NAHB Housing Index Holds at 54 in November

Builders' confidence in the market for new single-family homes slipped as the National Association of Home Builders' housing market index — a monthly gauge of builder sentiment — remained at 54 in November, unchanged from a downwardly revised 54 in October, originally reported as 55.

Thomson Reuters' poll of economists predicted the index would be 55.

"Given the current interest rate and pricing environment, consumers continue to show interest in purchasing new homes, but are holding back because Congress keeps pushing critical decisions on budget, tax and government spending issues down the road," according to NAHB Chairman Rick Judson. "Meanwhile, builders continue to face challenges related to rising construction costs and low appraisals."
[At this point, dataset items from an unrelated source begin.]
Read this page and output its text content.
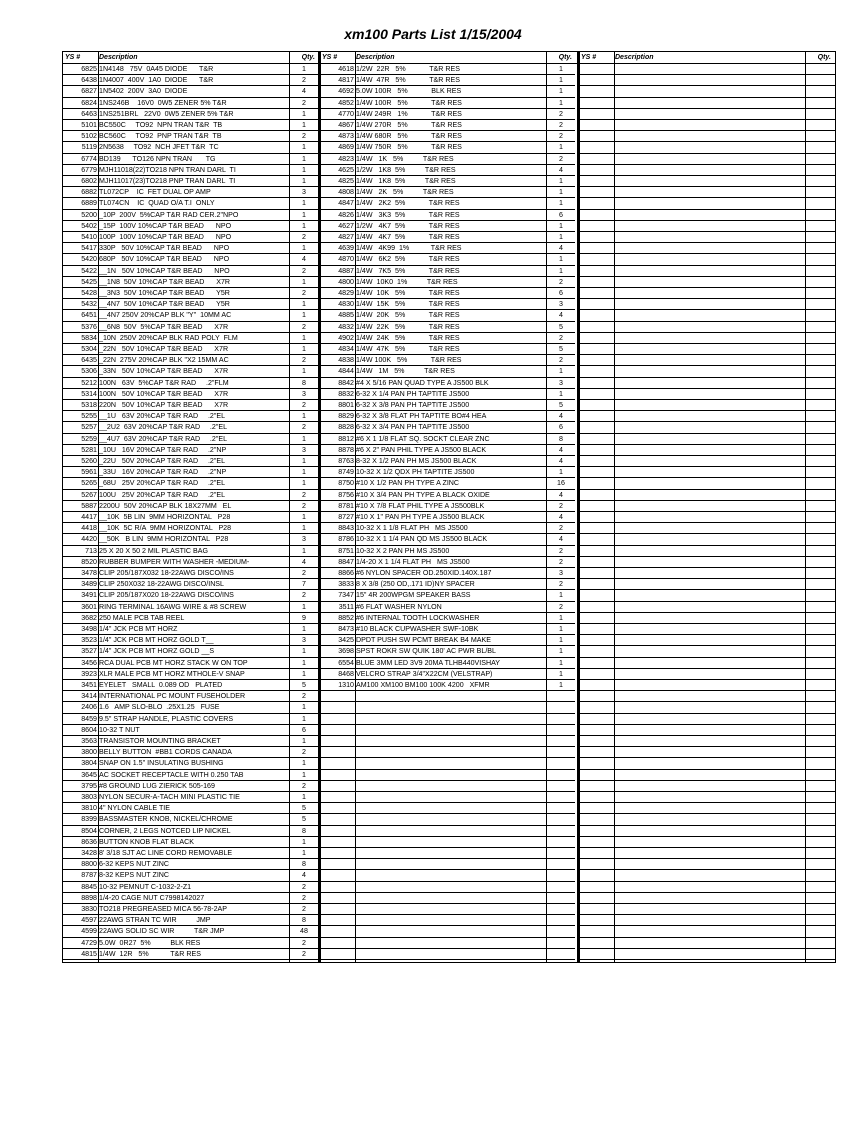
xm100 Parts List 1/15/2004
YS #	Description	Qty.
6825 1N4148   75V  0A45 DIODE      T&R	1
6438 1N4007  400V  1A0  DIODE      T&R	2
6827 1N5402  200V  3A0  DIODE	4
6824 1NS246B    16V0  0W5 ZENER 5% T&R	2
6463 1NS251BRL   22V0  0W5 ZENER 5% T&R	1
5101 BC550C     TO92  NPN TRAN T&R  TB	1
5102 BC560C     TO92  PNP TRAN T&R  TB	2
5119 2N5638     TO92  NCH JFET T&R  TC	1
6774 BD139      TO126 NPN TRAN       TG	1
6779 MJH11018(22)TO218 NPN TRAN DARL  TI	1
6802 MJH11017(23)TO218 PNP TRAN DARL  TI	1
6882 TL072CP    IC  FET DUAL OP AMP	3
6889 TL074CN    IC  QUAD O/A T.I  ONLY	1
5200 _10P  200V  5%CAP T&R RAD CER.2"NPO	1
5402 _15P  100V 10%CAP T&R BEAD      NPO	1
5410 100P  100V 10%CAP T&R BEAD      NPO	2
5417 330P   50V 10%CAP T&R BEAD      NPO	1
5420 680P   50V 10%CAP T&R BEAD      NPO	4
5422 __1N   50V 10%CAP T&R BEAD      NPO	2
5425 __1N8  50V 10%CAP T&R BEAD      X7R	1
5428 __3N3  50V 10%CAP T&R BEAD      Y5R	2
5432 __4N7  50V 10%CAP T&R BEAD      Y5R	1
6451 __4N7 250V 20%CAP BLK "Y"  10MM AC	1
5376 __6N8  50V  5%CAP T&R BEAD      X7R	2
5834 _10N  250V 20%CAP BLK RAD POLY  FLM	1
5304 _22N   50V 10%CAP T&R BEAD      X7R	1
6435 _22N  275V 20%CAP BLK "X2 15MM AC	2
5306 _33N   50V 10%CAP T&R BEAD      X7R	1
5212 100N   63V  5%CAP T&R RAD     .2"FLM	8
5314 100N   50V 10%CAP T&R BEAD      X7R	3
5318 220N   50V 10%CAP T&R BEAD      X7R	2
5255 __1U   63V 20%CAP T&R RAD     .2"EL	1
5257 __2U2  63V 20%CAP T&R RAD     .2"EL	2
5259 __4U7  63V 20%CAP T&R RAD     .2"EL	1
5281 _10U   16V 20%CAP T&R RAD     .2"NP	3
5260 _22U   50V 20%CAP T&R RAD     .2"EL	1
5961 _33U   16V 20%CAP T&R RAD     .2"NP	1
5265 _68U   25V 20%CAP T&R RAD     .2"EL	1
5267 100U   25V 20%CAP T&R RAD     .2"EL	2
5887 2200U  50V 20%CAP BLK 18X27MM   EL	2
4417 __10K  5B LIN  9MM HORIZONTAL   P28	1
4418 __10K  5C R/A  9MM HORIZONTAL   P28	1
4420 __50K   B LIN  9MM HORIZONTAL   P28	3
713 25 X 20 X 50 2 MIL PLASTIC BAG	1
8520 RUBBER BUMPER WITH WASHER -MEDIUM-	4
3478 CLIP 205/187X032 18-22AWG DISCO/INS	2
3489 CLIP 250X032 18-22AWG DISCO/INSL	7
3491 CLIP 205/187X020 18-22AWG DISCO/INS	2
3601 RING TERMINAL 16AWG WIRE & #8 SCREW	1
3682 250 MALE PCB TAB REEL	9
3498 1/4" JCK PCB MT HORZ	1
3523 1/4" JCK PCB MT HORZ GOLD T__	3
3527 1/4" JCK PCB MT HORZ GOLD __S	1
3456 RCA DUAL PCB MT HORZ STACK W ON TOP	1
3923 XLR MALE PCB MT HORZ MTHOLE-V SNAP	1
3451 EYELET   SMALL  0.089 OD   PLATED	5
3414 INTERNATIONAL PC MOUNT FUSEHOLDER	2
2406 1.6   AMP SLO-BLO  .25X1.25   FUSE	1
8459 9.5" STRAP HANDLE, PLASTIC COVERS	1
8604 10-32 T NUT	6
3563 TRANSISTOR MOUNTING BRACKET	1
3800 BELLY BUTTON  #BB1 CORDS CANADA	2
3804 SNAP ON 1.5" INSULATING BUSHING	1
3645 AC SOCKET RECEPTACLE WITH 0.250 TAB	1
3795 #8 GROUND LUG ZIERICK 505-169	2
3803 NYLON SECUR-A-TACH MINI PLASTIC TIE	1
3810 4" NYLON CABLE TIE	5
8399 BASSMASTER KNOB, NICKEL/CHROME	5
8504 CORNER, 2 LEGS NOTCED LIP NICKEL	8
8636 BUTTON KNOB FLAT BLACK	1
3428 8' 3/18 SJT AC LINE CORD REMOVABLE	1
8800 6-32 KEPS NUT ZINC	8
8787 8-32 KEPS NUT ZINC	4
8845 10-32 PEMNUT C-1032-2-Z1	2
8898 1/4-20 CAGE NUT C7998142027	2
3830 TO218 PREGREASED MICA 56-78-2AP	2
4597 22AWG STRAN TC WIR          JMP	8
4599 22AWG SOLID SC WIR          T&R JMP	48
4729 5.0W  0R27  5%          BLK RES	2
4815 1/4W  12R   5%           T&R RES	2
YS #	Description	Qty.
4618 1/2W  22R   5%            T&R RES	1
4817 1/4W  47R   5%            T&R RES	1
4692 5.0W 100R   5%            BLK RES	1
4852 1/4W 100R   5%            T&R RES	1
4770 1/4W 249R   1%            T&R RES	2
4867 1/4W 270R   5%            T&R RES	2
4873 1/4W 680R   5%            T&R RES	2
4869 1/4W 750R   5%            T&R RES	1
4823 1/4W   1K   5%          T&R RES	2
4625 1/2W   1K8  5%          T&R RES	4
4825 1/4W   1K8  5%          T&R RES	1
4808 1/4W   2K   5%          T&R RES	1
4847 1/4W   2K2  5%            T&R RES	1
4826 1/4W   3K3  5%            T&R RES	6
4627 1/2W   4K7  5%            T&R RES	1
4827 1/4W   4K7  5%            T&R RES	1
4639 1/4W   4K99  1%           T&R RES	4
4870 1/4W   6K2  5%            T&R RES	1
4887 1/4W   7K5  5%            T&R RES	1
4800 1/4W  10K0  1%          T&R RES	2
4829 1/4W  10K   5%            T&R RES	6
4830 1/4W  15K   5%            T&R RES	3
4885 1/4W  20K   5%            T&R RES	4
4832 1/4W  22K   5%            T&R RES	5
4902 1/4W  24K   5%            T&R RES	2
4834 1/4W  47K   5%            T&R RES	5
4838 1/4W 100K   5%            T&R RES	2
4844 1/4W   1M   5%          T&R RES	1
8842 #4 X 5/16 PAN QUAD TYPE A JS500 BLK	3
8832 6-32 X 1/4 PAN PH TAPTITE JS500	1
8801 6-32 X 3/8 PAN PH TAPTITE JS500	5
8829 6-32 X 3/8 FLAT PH TAPTITE BO#4 HEA	4
8828 6-32 X 3/4 PAN PH TAPTITE JS500	6
8812 #6 X 1 1/8 FLAT SQ. SOCKT CLEAR ZNC	8
8878 #6 X 2" PAN PHIL TYPE A JS500 BLACK	4
8763 8-32 X 1/2 PAN PH MS JS500 BLACK	4
8749 10-32 X 1/2 QDX PH TAPTITE JS500	1
8750 #10 X 1/2 PAN PH TYPE A ZINC	16
8756 #10 X 3/4 PAN PH TYPE A BLACK OXIDE	4
8781 #10 X 7/8 FLAT PHIL TYPE A JS500BLK	2
8727 #10 X 1" PAN PH TYPE A JS500 BLACK	4
8843 10-32 X 1 1/8 FLAT PH   MS JS500	2
8786 10-32 X 1 1/4 PAN QD MS JS500 BLACK	4
8751 10-32 X 2 PAN PH MS JS500	2
8847 1/4-20 X 1 1/4 FLAT PH   MS JS500	2
8866 #6 NYLON SPACER OD.250XID.140X.187	3
3833 8 X 3/8 (250 OD,.171 ID)NY SPACER	2
7347 15" 4R 200WPGM SPEAKER BASS	1
3511 #6 FLAT WASHER NYLON	2
8852 #6 INTERNAL TOOTH LOCKWASHER	1
8473 #10 BLACK CUPWASHER SWF-10BK	1
3425 DPDT PUSH SW PCMT BREAK B4 MAKE	1
3698 SPST ROKR SW QUIK 180' AC PWR BL/BL	1
6554 BLUE 3MM LED 3V9 20MA TLHB440VISHAY	1
8468 VELCRO STRAP 3/4"X22CM (VELSTRAP)	1
1310 AM100 XM100 BM100 100K 4200   XFMR	1
YS #	Description	Qty.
"Policy and economic uncertainty is undermining consumer confidence," said NAHB Chief Economist David Crowe. "The fact that builder confidence remains above 50 is an encouraging sign, considering the unresolved debt and federal budget issues cause builders and consumers to remain on the sideline."

Derived from a monthly survey that NAHB has been conducting for 25 years, the NAHB/Wells Fargo HMI gauges builder perceptions of current single-family home sales and sales expectations for the next six months as either "good," "fair" or "poor." The survey also asks builders to rate traffic of prospective buyers as either "high to very high," "average" or "low to very low." Scores for each component are then used to calculate a seasonally adjusted index where any number over 50 indicates that more builders view sales conditions as good than poor.

The current single-family home sales index stayed at 58, the sales expectations index for the next six months slid to 60 from 61; and the traffic of prospective buyers index declined to 42 from 43.